È l’intervento di Filippo Angelica, coordinatore cittadino di Italia Viva – Casa Riformista Ragusa, dopo la pubblicazione della classifica sulla qualità della vita dei bambini che colloca la provincia di Ragusa al 103esimo posto su 107 province italiane.
“Le opportunità si costruiscono mettendo a disposizione strutture, luoghi e strumenti adeguati. Il teatro doveva rappresentare un’opportunità anche per chi ha scelto la cultura come lavoro e professione. Invece ci ritroviamo ancora oggi senza uno spazio vero capace di accogliere e sostenere il talento dei nostri giovani”.

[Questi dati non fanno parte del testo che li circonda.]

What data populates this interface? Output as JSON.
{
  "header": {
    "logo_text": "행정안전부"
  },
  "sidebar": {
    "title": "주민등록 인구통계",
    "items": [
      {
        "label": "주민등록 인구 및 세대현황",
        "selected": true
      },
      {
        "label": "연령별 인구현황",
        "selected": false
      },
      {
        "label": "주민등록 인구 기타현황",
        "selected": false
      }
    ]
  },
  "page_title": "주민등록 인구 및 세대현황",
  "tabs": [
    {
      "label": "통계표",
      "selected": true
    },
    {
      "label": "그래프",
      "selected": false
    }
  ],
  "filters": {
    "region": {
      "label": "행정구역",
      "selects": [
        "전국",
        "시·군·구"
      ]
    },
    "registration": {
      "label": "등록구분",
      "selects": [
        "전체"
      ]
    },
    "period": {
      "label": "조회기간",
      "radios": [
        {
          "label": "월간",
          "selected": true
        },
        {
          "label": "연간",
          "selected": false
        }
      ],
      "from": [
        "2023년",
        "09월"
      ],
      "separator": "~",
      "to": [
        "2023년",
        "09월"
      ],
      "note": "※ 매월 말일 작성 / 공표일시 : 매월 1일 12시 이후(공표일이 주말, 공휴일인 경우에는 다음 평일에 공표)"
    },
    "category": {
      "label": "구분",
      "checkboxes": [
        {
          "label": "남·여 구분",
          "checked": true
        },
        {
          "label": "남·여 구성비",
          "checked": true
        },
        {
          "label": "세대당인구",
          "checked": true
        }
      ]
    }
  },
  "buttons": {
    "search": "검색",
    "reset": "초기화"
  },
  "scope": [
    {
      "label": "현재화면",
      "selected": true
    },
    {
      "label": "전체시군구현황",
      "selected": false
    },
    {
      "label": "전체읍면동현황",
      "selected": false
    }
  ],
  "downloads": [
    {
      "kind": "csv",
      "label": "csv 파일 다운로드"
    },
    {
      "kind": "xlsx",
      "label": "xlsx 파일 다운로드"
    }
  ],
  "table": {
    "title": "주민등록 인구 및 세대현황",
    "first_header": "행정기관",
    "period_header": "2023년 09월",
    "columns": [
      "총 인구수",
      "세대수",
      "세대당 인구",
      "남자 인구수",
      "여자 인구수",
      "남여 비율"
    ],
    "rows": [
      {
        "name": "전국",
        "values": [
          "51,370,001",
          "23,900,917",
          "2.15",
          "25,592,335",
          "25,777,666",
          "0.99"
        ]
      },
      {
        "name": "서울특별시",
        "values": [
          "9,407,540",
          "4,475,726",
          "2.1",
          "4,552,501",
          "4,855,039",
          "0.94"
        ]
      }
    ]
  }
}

“Quale opportunità abbiamo dato ai nostri attori, ai nostri giovani attori, ai professionisti della cultura? Li abbiamo fatti recitare nei luoghi più disparati della città perché un teatro non esiste”.
“Le comunità possono incidere realmente sul futuro dei giovani soltanto se investono in infrastrutture culturali, sportive e sociali. Senza questi strumenti continueremo a perdere talenti e competenze”. “Parliamo del 106esimo posto per copertura degli asili nido, del 107esimo posto per gli edifici scolastici dotati di mensa, del 102esimo posto per i bambini che usufruiscono dei servizi comunali per l’infanzia, del 100esimo posto per l’indice sport e bambini e del 105esimo posto per le competenze alfabetiche non adeguate. Sono numeri che raccontano una realtà che non può più essere ignorata”.